Not surprisingly, women also were, on average, twice as likely as men to be diagnosed with a case of acute respiratory infection.
Young children under five years of age were, on average, exposed to approximately 1,500 micrograms per cubic meter - 30 times the EPA's exposure limit. Such children were found to be sick with respiratory illness on one of every five weekly exams and to have more severe acute lower respiratory illness on 6-8 percent of visits.
After a year of collecting data among the households, Ezzati and Kammen offered each household a free manufactured stove - a simple, ventilated clay bowl about 18 inches in diameter, sufficient to support a pot and burning either wood or charcoal. Though made locally and inexpensive (about $3-$5 U.S. or 200-400 Kenyan shillings each), the cost represents up to several days' pay for such a family. Because of the cost and lack of distribution infrastructure in rural areas, most households had only the simplest stove - a triangle of three rocks.
After the households started using the more efficient wood stoves, exposure levels dropped 40 percent. When using charcoal, exposure dropped 90 percent compared to traditional wood burning stoves. The results indicate that, if maintained, this would result in a 20-45 percent reduction in lower respiratory infections in children alone.
"This stove, which was developed 15 years ago, has been a big success story in improving health and people's livelihood," Kammen said.
Kammen acknowledges that this small study doesn't have the statistical power of larger studies like that underway in Guatemala, but he said he believes the results are ironclad.

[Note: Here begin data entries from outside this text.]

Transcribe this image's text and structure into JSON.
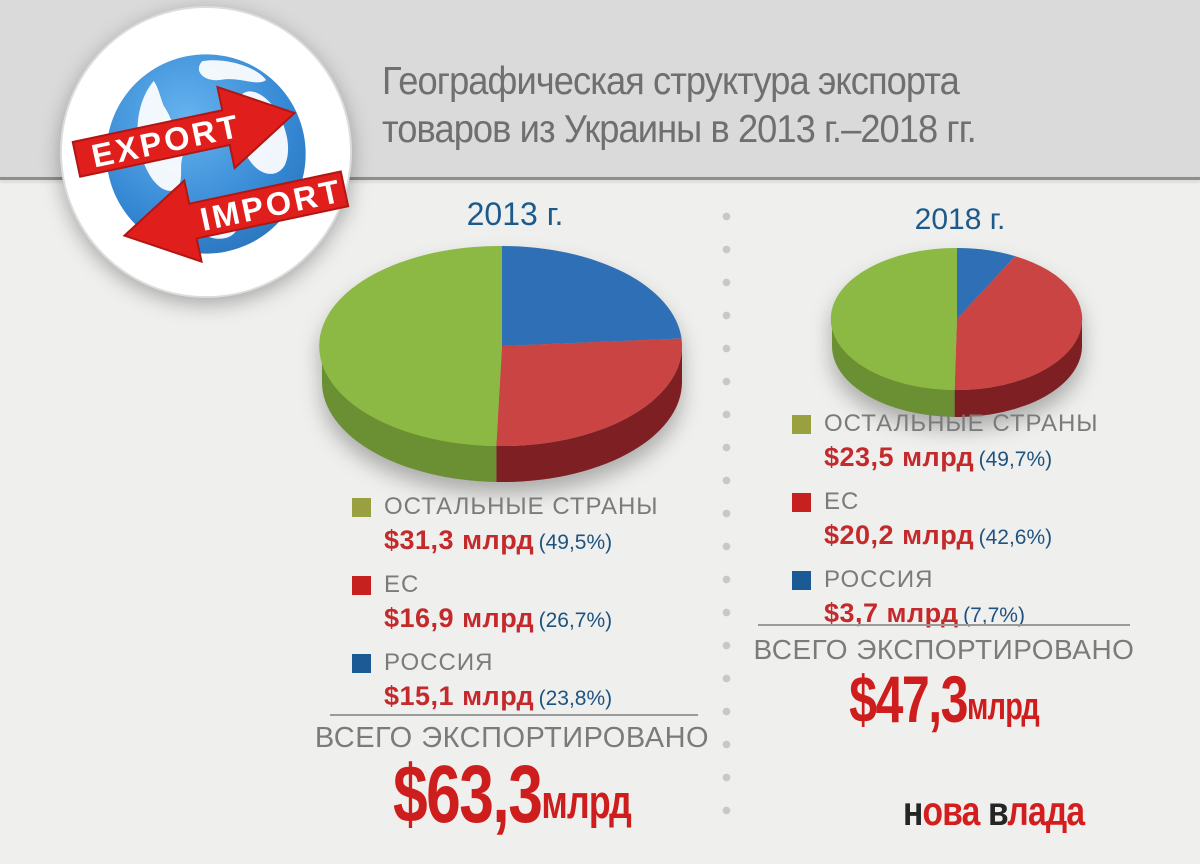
{
  "header": {
    "title_line1": "Географическая структура экспорта",
    "title_line2": "товаров из Украины в 2013 г.–2018 гг."
  },
  "logo": {
    "export_label": "EXPORT",
    "import_label": "IMPORT"
  },
  "brand": {
    "word1_initial": "н",
    "word1_rest": "ова",
    "word2_initial": "в",
    "word2_rest": "лада"
  },
  "colors": {
    "header_bg": "#dadada",
    "body_bg": "#efefed",
    "rule": "#8f8f8f",
    "title_gray": "#6f6f6f",
    "year_blue": "#1c5a8c",
    "label_gray": "#7b7b7b",
    "value_red": "#c42a2c",
    "pct_blue": "#1e5380",
    "total_red": "#ce1d1d",
    "dot_gray": "#c8c8c8",
    "brand_dark": "#252525",
    "brand_red": "#d41e1e",
    "arrow_red": "#e01f1c",
    "globe_blue": "#2f81cf"
  },
  "chart_data": [
    {
      "type": "pie",
      "title": "2013 г.",
      "units": "млрд USD",
      "legend_position": "below",
      "draw_order": [
        2,
        1,
        0
      ],
      "slices": [
        {
          "label": "ОСТАЛЬНЫЕ СТРАНЫ",
          "value": "$31,3 млрд",
          "value_busd": 31.3,
          "pct": 49.5,
          "pct_label": "(49,5%)",
          "color": "#8cb944",
          "side_color": "#6b8f33",
          "swatch": "#99a03f"
        },
        {
          "label": "ЕС",
          "value": "$16,9 млрд",
          "value_busd": 16.9,
          "pct": 26.7,
          "pct_label": "(26,7%)",
          "color": "#c94442",
          "side_color": "#7e2023",
          "swatch": "#c6201f"
        },
        {
          "label": "РОССИЯ",
          "value": "$15,1 млрд",
          "value_busd": 15.1,
          "pct": 23.8,
          "pct_label": "(23,8%)",
          "color": "#2f6fb5",
          "side_color": "#1f4c7e",
          "swatch": "#1b5a94"
        }
      ],
      "total": {
        "label": "ВСЕГО ЭКСПОРТИРОВАНО",
        "value": "$63,3",
        "unit": "млрд",
        "value_busd": 63.3
      }
    },
    {
      "type": "pie",
      "title": "2018 г.",
      "units": "млрд USD",
      "legend_position": "below",
      "draw_order": [
        2,
        1,
        0
      ],
      "slices": [
        {
          "label": "ОСТАЛЬНЫЕ СТРАНЫ",
          "value": "$23,5 млрд",
          "value_busd": 23.5,
          "pct": 49.7,
          "pct_label": "(49,7%)",
          "color": "#8cb944",
          "side_color": "#6b8f33",
          "swatch": "#99a03f"
        },
        {
          "label": "ЕС",
          "value": "$20,2 млрд",
          "value_busd": 20.2,
          "pct": 42.6,
          "pct_label": "(42,6%)",
          "color": "#c94442",
          "side_color": "#7e2023",
          "swatch": "#c6201f"
        },
        {
          "label": "РОССИЯ",
          "value": "$3,7 млрд",
          "value_busd": 3.7,
          "pct": 7.7,
          "pct_label": "(7,7%)",
          "color": "#2f6fb5",
          "side_color": "#1f4c7e",
          "swatch": "#1b5a94"
        }
      ],
      "total": {
        "label": "ВСЕГО ЭКСПОРТИРОВАНО",
        "value": "$47,3",
        "unit": "млрд",
        "value_busd": 47.3
      }
    }
  ]
}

"This shows the large potential benefits that could result from efforts to develop, promote and sustainably commercialize improved stoves and improved fuels that can dramatically improve the health, economic and environmental situation among the poorest households in the world."
The work was supported by the Summit Foundation of Washington, D.C., The Energy Foundation of San Francisco, the Compton Foundation of Menlo Park, Calif., the Social Science Research Council and Princeton University.